The veteran journalist told the outlet that once he realised his arm was bleeding profusely, he knew he needed medical attention, and stumbled to an ambulance hundreds of metres away. He was then taken to a nearby hospital.

Abudaqa, however, was injured in the lower half of his body and could not walk to the ambulance.

“I couldn’t offer him anything,” Dahdouh told The Intercept, recalling the incident, saying that once he reached the ambulance, he told emergency workers to go and rescue his cameraman. The crew said they would first take Dahdouh to the hospital and send another ambulance to Abudaqa.

Yet, for hours, emergency workers were unable to reach the bleeding cameraman without approval from the Israeli military, with Israeli forces even firing in their proximity as the workers tried to get close.

‘Power in numbers’

Orly Halpern, a freelance reporter and producer based in Jerusalem, decided to share Abudaqa’s ordeal on a WhatsApp group with more than 140 journalists from the Foreign Press Association, a Jerusalem-based non-profit representing reporters from more than 30 countries, The Intercept reported.

Members of the group shared contacts of the Israeli military among one another, as they attempted to let the military know that Abudaqa needed medical help.

The journalists were trying to get a response from the army, just as various humanitarian organisations, from the Palestinian Red Crescent to the International Committee of the Red Cross, were doing the same.

“I thought that if many journalists contacted the army, along with the Foreign Press Association, then the army might be more pressed to act, particularly knowing that we were aware of the situation and that we would report on it,” Halpern told The Intercept.

“I believe there is power in numbers,” she said.

By the evening, Halpern updated the group to share that the Israeli military had approved a Palestinian bulldozer to come through.
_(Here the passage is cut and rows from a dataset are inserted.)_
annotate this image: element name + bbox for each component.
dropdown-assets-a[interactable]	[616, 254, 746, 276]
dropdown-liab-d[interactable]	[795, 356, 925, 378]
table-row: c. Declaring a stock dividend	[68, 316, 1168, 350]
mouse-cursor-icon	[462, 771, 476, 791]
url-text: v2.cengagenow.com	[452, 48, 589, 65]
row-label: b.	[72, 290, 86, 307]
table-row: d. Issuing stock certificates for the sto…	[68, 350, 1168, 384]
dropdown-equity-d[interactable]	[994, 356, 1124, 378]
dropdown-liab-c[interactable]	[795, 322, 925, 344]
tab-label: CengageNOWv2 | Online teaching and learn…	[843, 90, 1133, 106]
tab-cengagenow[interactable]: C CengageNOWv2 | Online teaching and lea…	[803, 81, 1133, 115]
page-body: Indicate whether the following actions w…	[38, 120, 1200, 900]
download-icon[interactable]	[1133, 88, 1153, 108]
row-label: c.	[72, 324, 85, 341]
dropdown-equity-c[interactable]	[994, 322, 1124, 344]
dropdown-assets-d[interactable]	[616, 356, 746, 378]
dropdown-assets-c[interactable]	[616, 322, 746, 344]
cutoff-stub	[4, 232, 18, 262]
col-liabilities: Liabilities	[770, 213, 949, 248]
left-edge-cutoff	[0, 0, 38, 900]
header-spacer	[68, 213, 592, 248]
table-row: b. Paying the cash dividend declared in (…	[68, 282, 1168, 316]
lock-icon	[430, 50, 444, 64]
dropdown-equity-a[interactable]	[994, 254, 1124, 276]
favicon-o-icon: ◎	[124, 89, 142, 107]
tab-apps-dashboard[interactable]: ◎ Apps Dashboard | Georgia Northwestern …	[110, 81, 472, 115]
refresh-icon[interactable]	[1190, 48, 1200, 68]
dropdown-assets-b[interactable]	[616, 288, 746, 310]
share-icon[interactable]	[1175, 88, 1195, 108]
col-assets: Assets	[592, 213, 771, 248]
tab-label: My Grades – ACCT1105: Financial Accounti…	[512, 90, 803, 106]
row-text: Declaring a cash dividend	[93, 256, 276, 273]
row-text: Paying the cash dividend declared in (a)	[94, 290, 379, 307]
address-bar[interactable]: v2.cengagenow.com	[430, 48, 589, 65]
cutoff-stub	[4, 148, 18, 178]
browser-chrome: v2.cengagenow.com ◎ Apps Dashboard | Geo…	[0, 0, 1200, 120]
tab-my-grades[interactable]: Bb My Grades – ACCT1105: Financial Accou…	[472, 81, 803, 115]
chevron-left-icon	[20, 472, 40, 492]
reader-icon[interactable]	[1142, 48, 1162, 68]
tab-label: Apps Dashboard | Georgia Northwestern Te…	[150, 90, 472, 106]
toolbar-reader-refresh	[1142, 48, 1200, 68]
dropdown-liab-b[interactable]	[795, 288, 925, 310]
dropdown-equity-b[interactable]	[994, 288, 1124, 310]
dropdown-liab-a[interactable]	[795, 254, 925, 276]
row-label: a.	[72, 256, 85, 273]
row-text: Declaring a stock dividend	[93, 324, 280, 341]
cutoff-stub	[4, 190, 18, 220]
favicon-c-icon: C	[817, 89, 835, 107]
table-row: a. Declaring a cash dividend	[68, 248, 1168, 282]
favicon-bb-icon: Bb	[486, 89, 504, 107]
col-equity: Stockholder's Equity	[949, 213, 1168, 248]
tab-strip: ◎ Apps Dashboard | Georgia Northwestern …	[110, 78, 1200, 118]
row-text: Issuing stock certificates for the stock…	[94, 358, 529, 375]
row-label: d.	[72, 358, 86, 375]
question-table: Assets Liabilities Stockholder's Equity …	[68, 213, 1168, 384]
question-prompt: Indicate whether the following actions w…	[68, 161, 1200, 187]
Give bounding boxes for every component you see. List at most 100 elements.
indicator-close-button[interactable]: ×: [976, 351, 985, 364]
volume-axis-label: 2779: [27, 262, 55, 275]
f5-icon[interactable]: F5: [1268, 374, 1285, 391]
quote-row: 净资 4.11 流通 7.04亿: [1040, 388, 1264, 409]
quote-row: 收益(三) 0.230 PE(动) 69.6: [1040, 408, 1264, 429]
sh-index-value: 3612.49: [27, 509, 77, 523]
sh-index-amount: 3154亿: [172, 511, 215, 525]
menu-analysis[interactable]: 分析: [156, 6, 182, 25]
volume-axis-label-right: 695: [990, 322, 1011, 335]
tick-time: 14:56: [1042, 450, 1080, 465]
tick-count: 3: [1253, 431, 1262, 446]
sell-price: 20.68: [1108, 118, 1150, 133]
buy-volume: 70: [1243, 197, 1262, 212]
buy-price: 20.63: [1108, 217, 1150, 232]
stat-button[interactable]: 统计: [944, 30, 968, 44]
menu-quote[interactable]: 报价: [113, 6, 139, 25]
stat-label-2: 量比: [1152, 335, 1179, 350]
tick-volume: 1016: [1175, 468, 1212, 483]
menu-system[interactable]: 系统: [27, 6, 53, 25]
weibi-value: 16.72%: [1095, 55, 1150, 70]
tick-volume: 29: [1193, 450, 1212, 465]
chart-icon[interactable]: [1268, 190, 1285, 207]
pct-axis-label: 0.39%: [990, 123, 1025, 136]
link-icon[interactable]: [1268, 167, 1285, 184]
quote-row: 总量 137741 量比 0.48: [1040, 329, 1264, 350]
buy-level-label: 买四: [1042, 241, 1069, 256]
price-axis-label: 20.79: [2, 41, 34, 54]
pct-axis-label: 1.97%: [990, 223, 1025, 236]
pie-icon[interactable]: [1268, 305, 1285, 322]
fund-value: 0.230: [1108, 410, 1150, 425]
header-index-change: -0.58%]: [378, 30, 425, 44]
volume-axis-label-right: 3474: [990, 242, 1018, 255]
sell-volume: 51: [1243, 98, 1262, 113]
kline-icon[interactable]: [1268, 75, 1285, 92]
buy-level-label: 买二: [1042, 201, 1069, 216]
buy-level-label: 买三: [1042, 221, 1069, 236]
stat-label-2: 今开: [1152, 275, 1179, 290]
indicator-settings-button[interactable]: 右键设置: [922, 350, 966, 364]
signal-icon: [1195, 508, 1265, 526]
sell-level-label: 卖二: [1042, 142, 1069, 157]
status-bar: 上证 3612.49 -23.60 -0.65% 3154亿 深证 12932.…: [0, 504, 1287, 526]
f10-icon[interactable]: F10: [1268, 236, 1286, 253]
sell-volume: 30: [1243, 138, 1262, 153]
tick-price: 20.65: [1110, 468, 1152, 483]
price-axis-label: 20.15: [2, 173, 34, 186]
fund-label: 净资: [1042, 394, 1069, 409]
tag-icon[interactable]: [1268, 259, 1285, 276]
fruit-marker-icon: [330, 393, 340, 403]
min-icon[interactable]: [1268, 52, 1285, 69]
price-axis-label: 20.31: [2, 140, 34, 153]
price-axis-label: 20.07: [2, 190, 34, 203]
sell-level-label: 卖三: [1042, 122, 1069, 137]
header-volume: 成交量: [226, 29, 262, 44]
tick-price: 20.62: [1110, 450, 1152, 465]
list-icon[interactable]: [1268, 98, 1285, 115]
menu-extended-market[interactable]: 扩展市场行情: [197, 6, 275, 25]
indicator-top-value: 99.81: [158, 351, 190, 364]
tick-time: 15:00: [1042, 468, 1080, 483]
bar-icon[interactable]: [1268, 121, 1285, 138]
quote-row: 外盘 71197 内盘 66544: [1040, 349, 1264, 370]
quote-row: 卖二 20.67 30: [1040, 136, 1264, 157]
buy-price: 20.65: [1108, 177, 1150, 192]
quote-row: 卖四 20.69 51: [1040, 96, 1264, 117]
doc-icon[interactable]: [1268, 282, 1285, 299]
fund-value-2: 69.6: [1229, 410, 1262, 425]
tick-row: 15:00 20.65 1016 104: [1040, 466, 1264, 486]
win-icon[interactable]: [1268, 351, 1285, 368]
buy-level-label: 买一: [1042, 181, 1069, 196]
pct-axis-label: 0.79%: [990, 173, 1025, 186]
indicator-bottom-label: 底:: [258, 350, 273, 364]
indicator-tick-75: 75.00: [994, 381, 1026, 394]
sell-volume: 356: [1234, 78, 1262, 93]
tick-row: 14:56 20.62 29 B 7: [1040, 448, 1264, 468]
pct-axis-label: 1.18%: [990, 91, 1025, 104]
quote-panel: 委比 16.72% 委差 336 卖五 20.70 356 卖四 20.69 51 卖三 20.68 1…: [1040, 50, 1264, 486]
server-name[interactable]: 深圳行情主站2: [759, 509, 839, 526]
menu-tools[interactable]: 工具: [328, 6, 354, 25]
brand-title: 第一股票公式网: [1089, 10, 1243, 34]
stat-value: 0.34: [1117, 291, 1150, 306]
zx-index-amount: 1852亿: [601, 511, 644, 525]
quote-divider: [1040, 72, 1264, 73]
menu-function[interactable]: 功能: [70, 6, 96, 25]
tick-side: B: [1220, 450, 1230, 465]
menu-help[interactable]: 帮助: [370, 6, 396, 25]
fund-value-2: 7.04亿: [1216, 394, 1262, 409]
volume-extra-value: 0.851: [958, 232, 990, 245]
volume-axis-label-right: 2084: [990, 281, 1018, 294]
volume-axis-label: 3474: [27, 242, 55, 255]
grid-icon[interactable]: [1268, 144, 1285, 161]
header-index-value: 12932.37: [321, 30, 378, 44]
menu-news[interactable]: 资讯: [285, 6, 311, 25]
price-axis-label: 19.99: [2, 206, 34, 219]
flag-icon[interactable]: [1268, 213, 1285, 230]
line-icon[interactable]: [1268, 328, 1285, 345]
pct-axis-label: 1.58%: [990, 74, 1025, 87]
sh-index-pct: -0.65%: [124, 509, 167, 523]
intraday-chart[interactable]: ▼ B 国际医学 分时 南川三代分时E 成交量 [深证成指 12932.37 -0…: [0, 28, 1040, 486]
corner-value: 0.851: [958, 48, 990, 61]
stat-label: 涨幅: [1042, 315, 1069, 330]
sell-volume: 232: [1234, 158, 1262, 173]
But once the bulldozer cleared the path to reach Abudaqa, he was dead. About five hours had passed since he was injured in the strike.

‘Punishment of Palestinian journalists’

Since Abudaqa’s death, Al Jazeera has been preparing a legal file to the International Criminal Court (ICC) over what the network says was an “assassination” of its journalist.

Dahdouh, meanwhile, continues to hold steadfast in his reporting despite losing his colleague as well as his wife, two sons, daughter and grandson in other Israeli air raids since October 7.

“The targeting and destruction of offices, like Al Jazeera’s offices; the targeting of Palestinian families, such as is the case with my family; and the targeting of homes, like my home that was destroyed and where there are no houses around it in the first place, so they know they are targeting the house of the head of Al Jazeera,” the bureau chief told The Intercept.

“It is clear that this is all happening in the context of pressure and punishment of Palestinian journalists by the Israeli military.”